Bir milleti millet yapan dilidir. Dil milletin en temel yapıtaşlarından biridir. Bir millet eğer varlığını korumak istiyorsa kendi diline sahip çıkmalıdır ve her millet dilini özgürce kullanma hakkına sahiptir. Ayrıca o milletin en doğal hakkı da dilinin yeni nesillere öğretilmesidir. Yani o milletin kendi anadilini de öğrenmesidir. Ancak 21.yy da Avrupa Birliğine üye olan bir ülkede bu dil öğrenme hakkı kısıtlanmaktadır. Kısıtlamaların yapıldığı ülke halkının %9 u Türk olan Bulgaristan’dır. Bulgaristan’da her geçen gün Türklerin anadilini öğrenmesi kısıtlanmaktadır.

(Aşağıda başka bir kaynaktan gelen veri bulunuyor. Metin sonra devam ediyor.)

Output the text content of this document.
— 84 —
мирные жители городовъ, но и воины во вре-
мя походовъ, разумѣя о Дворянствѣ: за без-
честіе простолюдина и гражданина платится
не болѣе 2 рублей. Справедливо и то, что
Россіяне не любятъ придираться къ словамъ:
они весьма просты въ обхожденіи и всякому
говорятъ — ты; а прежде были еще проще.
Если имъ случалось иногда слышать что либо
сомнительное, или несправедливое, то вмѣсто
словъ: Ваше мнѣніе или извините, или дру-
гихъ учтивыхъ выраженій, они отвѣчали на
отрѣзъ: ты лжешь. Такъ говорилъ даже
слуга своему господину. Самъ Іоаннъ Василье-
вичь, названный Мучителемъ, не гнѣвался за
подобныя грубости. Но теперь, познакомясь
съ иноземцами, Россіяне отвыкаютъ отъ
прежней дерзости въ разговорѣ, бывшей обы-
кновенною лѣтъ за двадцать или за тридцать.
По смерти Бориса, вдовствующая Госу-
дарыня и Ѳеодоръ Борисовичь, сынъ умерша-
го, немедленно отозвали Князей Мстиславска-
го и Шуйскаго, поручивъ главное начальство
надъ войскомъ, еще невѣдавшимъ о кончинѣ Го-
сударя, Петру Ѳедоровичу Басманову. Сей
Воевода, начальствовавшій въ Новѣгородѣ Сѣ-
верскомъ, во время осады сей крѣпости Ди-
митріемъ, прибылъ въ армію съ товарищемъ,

Bu kısıtlamalara örnek vermek gerekilirse 1992 yılında Kırcaali Öğretmen Enstitüsünde Türkçe öğretmen yetiştirecek sınıflar açıldı ancak burada 10 yılı aşkın sürede Türkçe ders verecek uzmanlar yetiştirilemedi daha doğrusu yetiştirilmesine izin verilmedi. Okullardaki Türkçe öğretmenleri kadrosuz bırakıldı. 2004 yılında bu enstitüye öğretmen yetiştirilmediği bahanesiyle öğrenci alınmamaya başladı. Bunun yanı sıra 1992 yılından beri Türkçe kitapların basılmaması durumun ayrı bir boyutu. Bunun yapılması öğrencilerin derslerde yetersiz kalmasına neden oluyor ve öğretmen eksikliği olduğu için yeterince anadillerini öğrenemiyorlar. Ayrıca Kırcaali Belediye Başkanı Sayın Hasan Azis’in desteği ve Ankara Üniversitesi’nin katkılarıyla Türkçe müfettişleri yetiştiriliyor fakat ne hikmetse 2010 yılında devlet ana dili müfettişlikleri kadrolarını kapatıyor.
Sonuç olarak görüldüğü üzere Bulgaristan üzerine düşen yükümlülükleri yerine getirmiyor. AB üyesi bir ülkede böyle anti demokratik hareketlerin yaşanması tabi ki bizleri üzüyor. Bulgaristan Devleti inşallah bu anti demokratik hareketlerine son verir ve AB üyesi bir ülkeye yaraşır şekilde demokrasisini geliştirir, bu doğrultuda soydaşlarımıza ana dilini öğrenme hakkını tanır.
Benim soydaşlarımıza tavsiyem her zaman çocuklarına ana dilini öğretmeli, Türkçe dilinin ne kadar güzel bir dil olduğunu onlara aşılanmalıdır. Tabi ki Bulgaristan’daki soydaşlarımız ve Türk aydınlarımız Türk dilini korumalı, geliştirmeli ve her zaman kullanmalıdır. Eğer dil kullanılmazsa gelişemez. Gelişemezse yıpranır. Yıpranmaya başladığı zaman yok olmaya başlar. Eğer ki dil yok olursa o millet yol olur.